Noise Aggregation Analysis Driven by Small-Noise Injection: Efficient Membership Inference for Diffusion Models

Diffusion models have demonstrated powerful performance in generating high-quality images. A typical example is text-to-image generator like Stable Diffusion. However, their widespread use also poses potential privacy risks. A key concern is membership inference attacks, which attempt to determine whether a particular data sample was used in the model training process. We propose an efficient membership inference attack method against diffusion models. This method is based on the injection of slight noise and the evaluation of the aggregation degree of the noise distribution. The intuition is that the noise prediction patterns of diffusion models for training set samples and non-training set samples exhibit distinguishable differences.Specifically, we suppose that member images exhibit higher aggregation of predicted noise around a certain time step of the diffusion process.
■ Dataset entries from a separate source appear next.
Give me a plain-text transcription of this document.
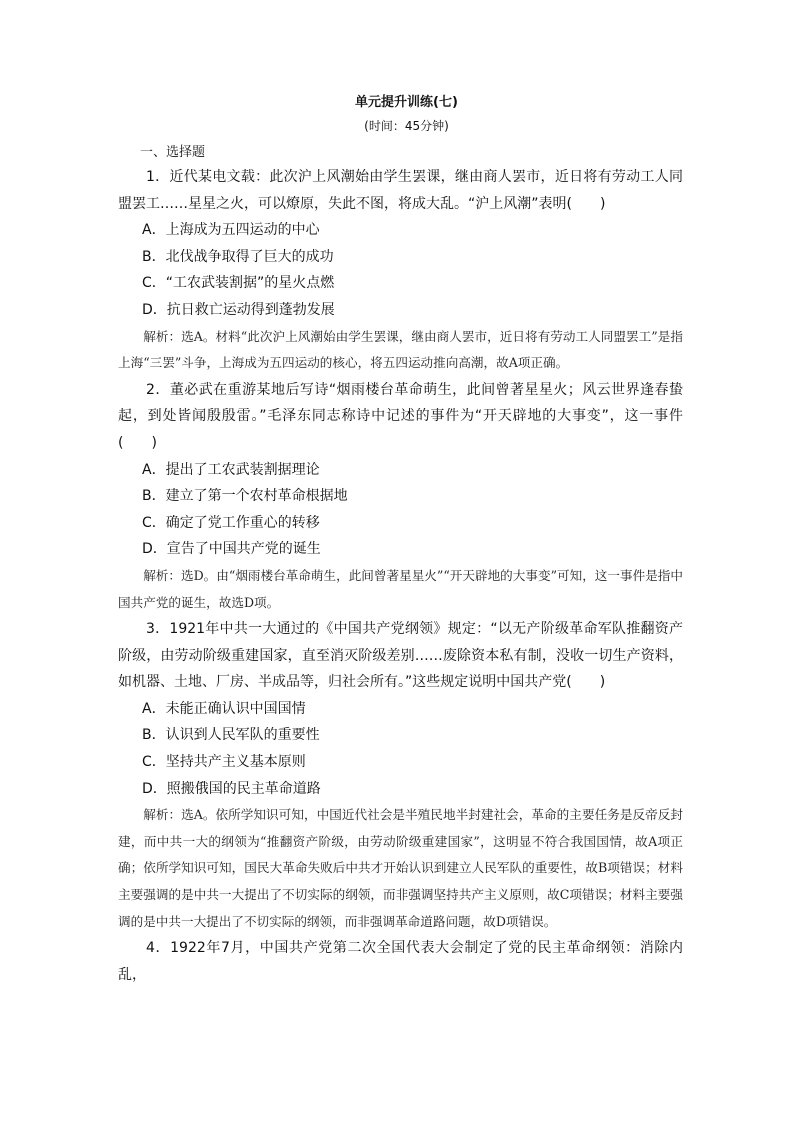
单元提升训练(七)
(时间：45分钟)
一、选择题
1．近代某电文载：此次沪上风潮始由学生罢课，继由商人罢市，近日将有劳动工人同盟罢工……星星之火，可以燎原，失此不图，将成大乱。“沪上风潮”表明(　　)
A．上海成为五四运动的中心
B．北伐战争取得了巨大的成功
C．“工农武装割据”的星火点燃
D．抗日救亡运动得到蓬勃发展
解析：选A。材料“此次沪上风潮始由学生罢课，继由商人罢市，近日将有劳动工人同盟罢工”是指上海“三罢”斗争，上海成为五四运动的核心，将五四运动推向高潮，故A项正确。
2．董必武在重游某地后写诗“烟雨楼台革命萌生，此间曾著星星火；风云世界逢春蛰起，到处皆闻殷殷雷。”毛泽东同志称诗中记述的事件为“开天辟地的大事变”，这一事件(　　)
A．提出了工农武装割据理论
B．建立了第一个农村革命根据地
C．确定了党工作重心的转移
D．宣告了中国共产党的诞生
解析：选D。由“烟雨楼台革命萌生，此间曾著星星火”“开天辟地的大事变”可知，这一事件是指中国共产党的诞生，故选D项。
3．1921年中共一大通过的《中国共产党纲领》规定：“以无产阶级革命军队推翻资产阶级，由劳动阶级重建国家，直至消灭阶级差别……废除资本私有制，没收一切生产资料，如机器、土地、厂房、半成品等，归社会所有。”这些规定说明中国共产党(　　)
A．未能正确认识中国国情
B．认识到人民军队的重要性
C．坚持共产主义基本原则
D．照搬俄国的民主革命道路
解析：选A。依所学知识可知，中国近代社会是半殖民地半封建社会，革命的主要任务是反帝反封建，而中共一大的纲领为“推翻资产阶级，由劳动阶级重建国家”，这明显不符合我国国情，故A项正确；依所学知识可知，国民大革命失败后中共才开始认识到建立人民军队的重要性，故B项错误；材料主要强调的是中共一大提出了不切实际的纲领，而非强调坚持共产主义原则，故C项错误；材料主要强调的是中共一大提出了不切实际的纲领，而非强调革命道路问题，故D项错误。
4．1922年7月，中国共产党第二次全国代表大会制定了党的民主革命纲领：消除内乱，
In contrast, the predicted noises of non-member images exhibit a more discrete characteristic around the certain time step. Compared with other existing methods, our proposed method requires fewer visits to the target diffusion model. We inject slight noise into the image under test and then determine its membership by analyzing the aggregation degree of the noise distribution predicted by the model. Empirical findings indicate that our method achieves superior performance across multiple datasets. At the same time, our method can also show better attack effects in ASR and AUC when facing large-scale text-to-image diffusion models, proving the scalability of our method.

Key Contributions

Novel MIA that injects low-intensity noise into candidate images and determines membership by measuring the aggregation degree of the diffusion model's predicted noise across adjacent timesteps.
Demonstrates that small-noise injection amplifies the behavioral gap between member and non-member samples while drastically reducing the number of model queries required compared to prior methods.
Empirically validates scalability to large-scale text-to-image diffusion models (e.g., Stable Diffusion), achieving superior AUC and ASR across multiple datasets.

🛡️ Threat Analysis

Membership Inference Attack

The paper's sole contribution is a membership inference attack — determining whether specific images were used in diffusion model training — by analyzing aggregation of predicted noise distributions, a direct binary membership determination task.